Moreover (!) if I rename role.yaml and run either of the above commands, no role.yaml is (re)created.

make manifests
/path/to/my-operator-v4/bin/controller-gen-v0.14.0 \
rbac:roleName=manager-role \
crd \
webhook \
paths="./..." \
output:crd:artifacts:config=config/crd/bases

make generate
/path/to/my-operator-v4/bin/controller-gen-v0.14.0 \
object:headerFile="hack/boilerplate.go.txt" \
paths="./..."

And:

controller-gen-v0.14.0 
kustomize-v5.3.0 
manager

What did you see instead? Under which circumstances?

I expected role.yaml to be (re)generated

I checked the earlier (v3) Operator and it contains rules entries for each CRD for {resource}, {resource}/finalizers and {resource}/status.

I've manually edited role.yaml with apiGroups, resources and verbs for the CRDs and the Operator WAI.

Environment

Operator type:

/language go

Kubernetes cluster type:

GKE

$ operator-sdk version

operator-sdk version: "v1.34.1", commit: "edaed1e5057db0349568e0b02df3743051b54e68", kubernetes version: "1.28.0", go version: "go1.21.7", GOOS: "linux", GOARCH: "amd64"
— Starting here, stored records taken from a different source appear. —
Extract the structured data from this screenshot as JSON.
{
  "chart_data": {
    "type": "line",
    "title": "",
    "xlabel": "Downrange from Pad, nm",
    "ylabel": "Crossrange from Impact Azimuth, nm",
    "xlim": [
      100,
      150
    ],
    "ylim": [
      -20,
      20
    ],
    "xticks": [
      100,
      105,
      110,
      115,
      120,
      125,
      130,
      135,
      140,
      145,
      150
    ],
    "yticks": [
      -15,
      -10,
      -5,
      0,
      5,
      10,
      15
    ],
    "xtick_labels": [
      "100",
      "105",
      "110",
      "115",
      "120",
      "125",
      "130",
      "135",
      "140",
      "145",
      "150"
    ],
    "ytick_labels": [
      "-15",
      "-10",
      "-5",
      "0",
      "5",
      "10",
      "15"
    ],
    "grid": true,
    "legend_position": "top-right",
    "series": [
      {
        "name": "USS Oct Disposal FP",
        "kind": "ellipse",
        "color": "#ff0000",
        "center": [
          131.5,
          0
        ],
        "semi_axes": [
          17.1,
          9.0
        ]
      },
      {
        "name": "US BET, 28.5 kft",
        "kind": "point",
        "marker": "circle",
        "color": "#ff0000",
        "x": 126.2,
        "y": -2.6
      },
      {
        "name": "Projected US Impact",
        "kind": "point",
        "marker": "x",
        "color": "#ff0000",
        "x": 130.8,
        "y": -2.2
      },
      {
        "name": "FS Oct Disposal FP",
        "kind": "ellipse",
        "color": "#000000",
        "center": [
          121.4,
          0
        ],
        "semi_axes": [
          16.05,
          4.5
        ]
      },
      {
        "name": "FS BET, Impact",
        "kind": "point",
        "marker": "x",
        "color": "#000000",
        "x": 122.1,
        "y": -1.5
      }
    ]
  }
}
$ go version (if language is Go)

go version go1.22.0 linux/amd64

$ kubectl version

Client Version: v1.29.3
Kustomize Version: v5.0.4-0.20230601165947-6ce0bf390ce3
Server Version: v1.29.3-gke.1093000

Additional context

[everettraven]

This seems like it could be an issue with either Kubebuilder's kustomize/v2 plugin, the controller-gen command, or controller-gen itself. I haven't had time, and likely won't have much time soon, to dig into this further.

I'm also not sure the motivation to upgrade your operator's scaffolding from the go/v3 to go/v4 format? This isn't needed and is not a trivial task for operator projects that have been heavily customized. Typically to do this the recommendation would be to scaffold a new go/v4 operator and transplant the business logic from the go/v3 operator to the appropriate place in the go/v4 operator.

My personal recommendation would be to stick with the go/v3 format and continue to update your dependencies as needed.

[DazWilkin]

Thanks for taking the time to provide your feedback.

I periodically revisit the Operator SDK documentation to Upgrade SDK Version.

I'm paranoid that I'll end up with technical debt by not keeping the Operator current.

I suspect during the most recent upgrade, I noticed the go/v3 vs go/v4 docs.

Honestly, I've built this working Operator but the documentation's terms are still confusing to me. I don't understand what the 'go/vX plugin' even specifically refers to but, reading the documentation, it felt like something that I should be maintaining currency on too (so I did).

I did scaffold a new go/v4 operator and migrated the controllers etc. into it.

[acornett21]

@DazWilkin Am I reading the below correctly?

I did scaffold a new go/v4 operator and migrated the controllers etc. into it.

That you resolved this issue and this can be closed?

[DazWilkin]

Unfortunately, that's incorrect.

I scaffolded a new go/v4 operator, migrated the controllers etc. but that's where I'm observing the behavior.